Bright and early Tuesday morning, Dallas Mayor Tom Leppert announced that the city attorney was sending a bunch of signatures to the District Attorney because of suspected fraud.
I had two questions: "why" and "why so publicly?"
I mean: if there was fraud, why not investigate it quietly and then make the media splash when indictments are handed down--if there's a violation of the law.
Apparently, I'm not the only one concerned about the publicity. Yesterday, District Attorney Craig Watkins announced he was a little bit perturbed by the situation as well.
According to the Dallas Morning News, Watkins was quoted as saying: "It was just kind of disingenuous for it to be published in the newspaper before we had a chance to even look at it."
Let's recap the whole Trinity petition history so we're all on the same page.
Hunt, and numerous others, became concerned when the city started planning to move a high-speed toll road from it's original location (outside the park) to the middle of the park.

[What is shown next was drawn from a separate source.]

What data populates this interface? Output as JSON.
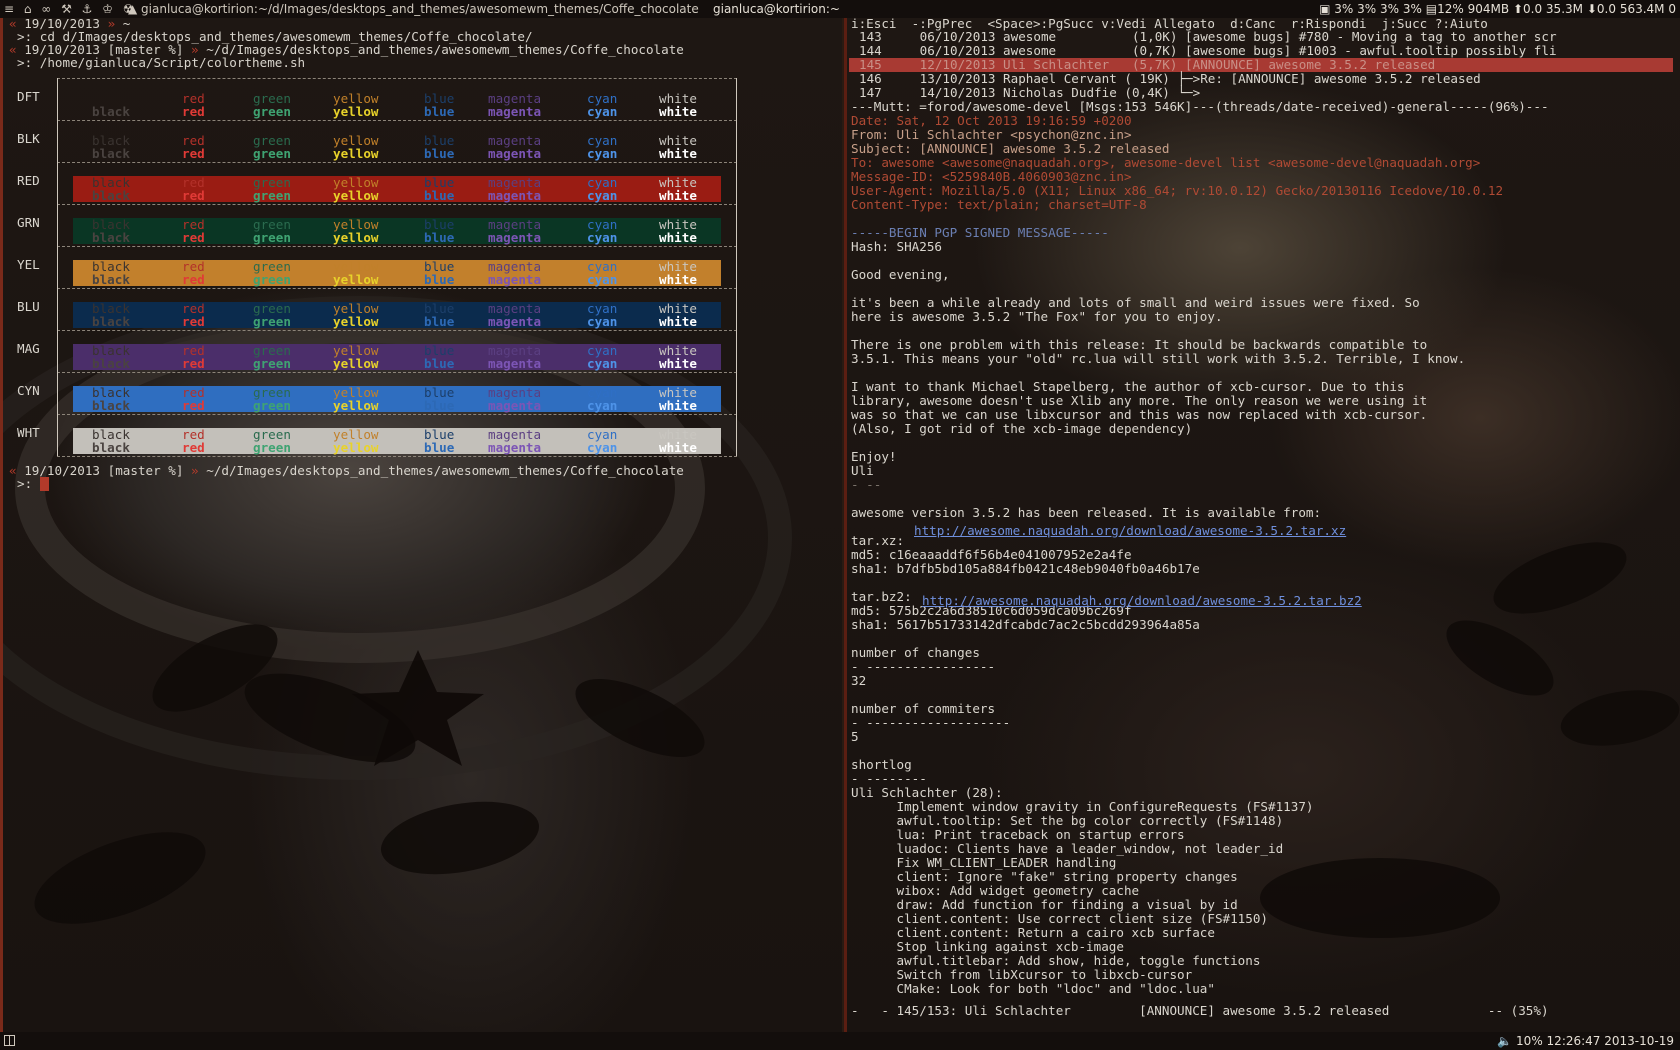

Hunt and company drafted a city ordinance designed to prevent this--and decided to give Dallas voters the choice (since the majority of the council opposed it).
In order to give the choice to voters, at least 10% of them (registered voters) would need to sign a "petition" simply saying "I want to vote on this." Let's get this straight: the petition was not a vote--merely a document saying "I want a say in this--yes or no."
Now here's what gets me: former Dallas council member Craig Holcomb and his group, Sink The Petition: Save the Trinity, wasn't concerned with "yes" or "no"--their goal was to keep Dallas voters from having a say in the issue!
Perhaps Holcomb's group should have been more aptly named something like: http://www.ShutUpDallas.com (hey, I'm a big believer in truth-in-advertising!).
Voters voting on things?
I have apparently been under the mistaken impression that this is what a Democracy is all about.
Remember Blackwood (the failed Beth Ann Blackwood, so-called, "Strong Mayor" proposal that went down in flames)?
The Blackwood Mayor affair was about a handful of people who re-drafted the Dallas City Charter in secret, then hired a marketing agency to collect signatures, and let Dallas voters have a say about their secretly re-drafted charter.
It failed by an embarrassing 60%-40%.
But, regardless of the process to get it in front of the voters, you and I had a say in it.
So back to Hunt's petition: She needed a little over 48,000 signatures. She turned in 80,000.
It would have been highly statistically improbable, absent overt fraud, that this petition would not be certified.
As of Sunday, the voters will officially have a say--unless Holcomb, et.al., can find a reason why 32,000 signatures (the difference between 48,000 and 80,000) are fraudulent.
10, or 100, or 500, or 1,000 or 10,000 fraudulent signatures won't do it.
So instead of concentrating on silencing voters, my advice to those opposed would be: why not spend the time constructively?
Rather than sour grapes, what I'd much rather be hearing from Mayor Leppert and the rest of the opposition, is why I really do want a high-speed toll road running down the middle of the nice, beautiful park--complete with sailboats and picnicking Dallasites.
There may be a good reason, and I'll listen to it!
I want to see the artists renderings of how the beautiful urban park I voted for 10 years ago will look when it is built (when?).
Show me why voting to keep the toll road out of the park will "sink" the project.
Let's get down to brass tacks and open minds instead of sour grapes and intimidation.